Q.1. How much does it cost to live in a caravan?
Generally, you can expect to spend around $2,000-$3,000 per month on living expenses, depending on your lifestyle and personal preferences. This includes things like food, gas, power, insurance, and maintenance.
Q.2. Can I live in a caravan permanently?
Yes, you can live in a caravan permanently if you wish. However, it’s important to do your research first and make sure that you’re prepared for the lifestyle change. We recommend speaking to other full-time caravanners and getting their advice before making the switch. It all depends on the location and local laws and regulations if it is allowed to live in a caravan permanently.
Q.3. Do I need a special license to drive a caravan?
You don’t need a special license to drive a caravan in the US. However, do check with your local DMV to see if there are any special requirements in your state. We also recommend taking some time to practice driving with a load before hitting the open road, as it can be quite different from driving a car!
The rules in Europe are different. You need a special license to drive your caravan if the combination’s total weight exceeds 3500 kg. So, the towing car and caravan combined (including passengers and carry-on weight) can’t be higher than 3500 kg.
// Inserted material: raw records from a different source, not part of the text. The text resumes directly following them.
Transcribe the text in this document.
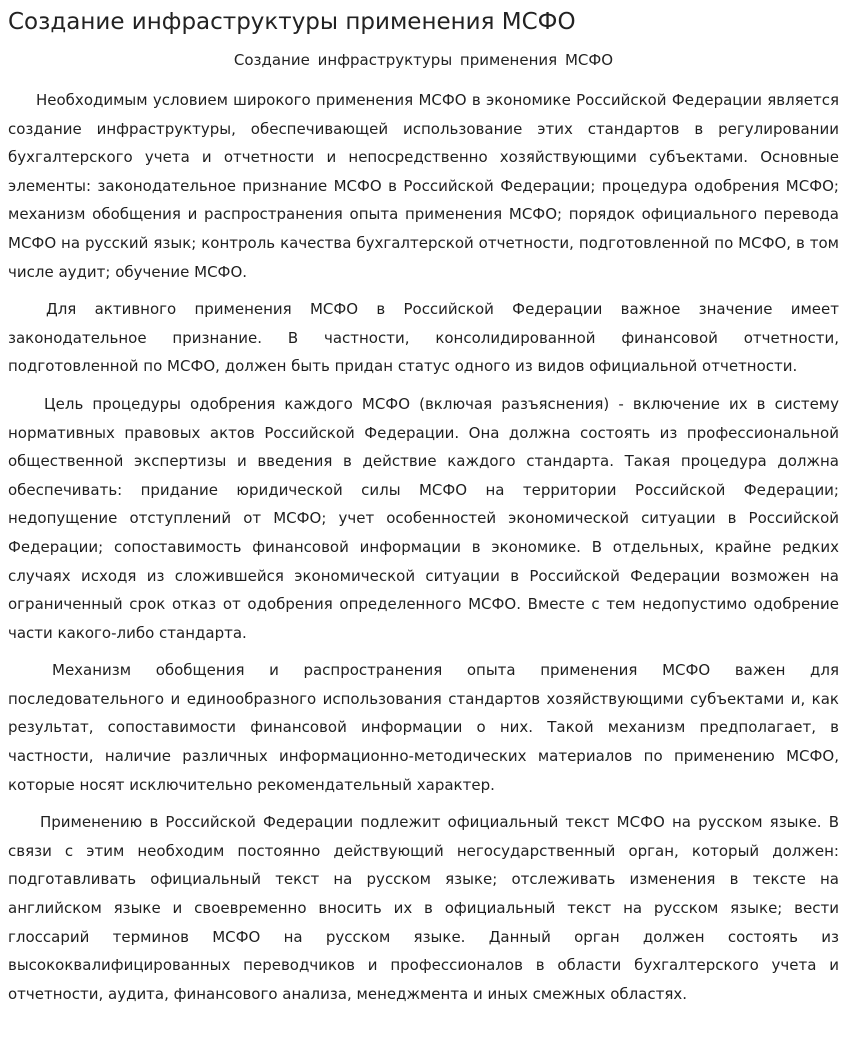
Создание инфраструктуры применения МСФО
Создание инфраструктуры применения МСФО

Необходимым условием широкого применения МСФО в экономике Российской Федерации является создание инфраструктуры, обеспечивающей использование этих стандартов в регулировании бухгалтерского учета и отчетности и непосредственно хозяйствующими субъектами. Основные элементы: законодательное признание МСФО в Российской Федерации; процедура одобрения МСФО; механизм обобщения и распространения опыта применения МСФО; порядок официального перевода МСФО на русский язык; контроль качества бухгалтерской отчетности, подготовленной по МСФО, в том числе аудит; обучение МСФО.

Для активного применения МСФО в Российской Федерации важное значение имеет законодательное признание. В частности, консолидированной финансовой отчетности, подготовленной по МСФО, должен быть придан статус одного из видов официальной отчетности.

Цель процедуры одобрения каждого МСФО (включая разъяснения) - включение их в систему нормативных правовых актов Российской Федерации. Она должна состоять из профессиональной общественной экспертизы и введения в действие каждого стандарта. Такая процедура должна обеспечивать: придание юридической силы МСФО на территории Российской Федерации; недопущение отступлений от МСФО; учет особенностей экономической ситуации в Российской Федерации; сопоставимость финансовой информации в экономике. В отдельных, крайне редких случаях исходя из сложившейся экономической ситуации в Российской Федерации возможен на ограниченный срок отказ от одобрения определенного МСФО. Вместе с тем недопустимо одобрение части какого-либо стандарта.

Механизм обобщения и распространения опыта применения МСФО важен для последовательного и единообразного использования стандартов хозяйствующими субъектами и, как результат, сопоставимости финансовой информации о них. Такой механизм предполагает, в частности, наличие различных информационно-методических материалов по применению МСФО, которые носят исключительно рекомендательный характер.

Применению в Российской Федерации подлежит официальный текст МСФО на русском языке. В связи с этим необходим постоянно действующий негосударственный орган, который должен: подготавливать официальный текст на русском языке; отслеживать изменения в тексте на английском языке и своевременно вносить их в официальный текст на русском языке; вести глоссарий терминов МСФО на русском языке. Данный орган должен состоять из высококвалифицированных переводчиков и профессионалов в области бухгалтерского учета и отчетности, аудита, финансового анализа, менеджмента и иных смежных областях.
You can find the EU rules here.
Caravans can offer you a life that you’d never have thought possible – one full of adventure and freedom. While a traditional home can provide stability, a caravan can allow you to explore the world and see new places. Plus, it’s cheaper than you might think, so why not try it? We love living in our caravan because we get to be outdoors much more often, and we save money, giving us much freedom in life. So get out there, start up your caravan, and start exploring! Remember, the world is your oyster!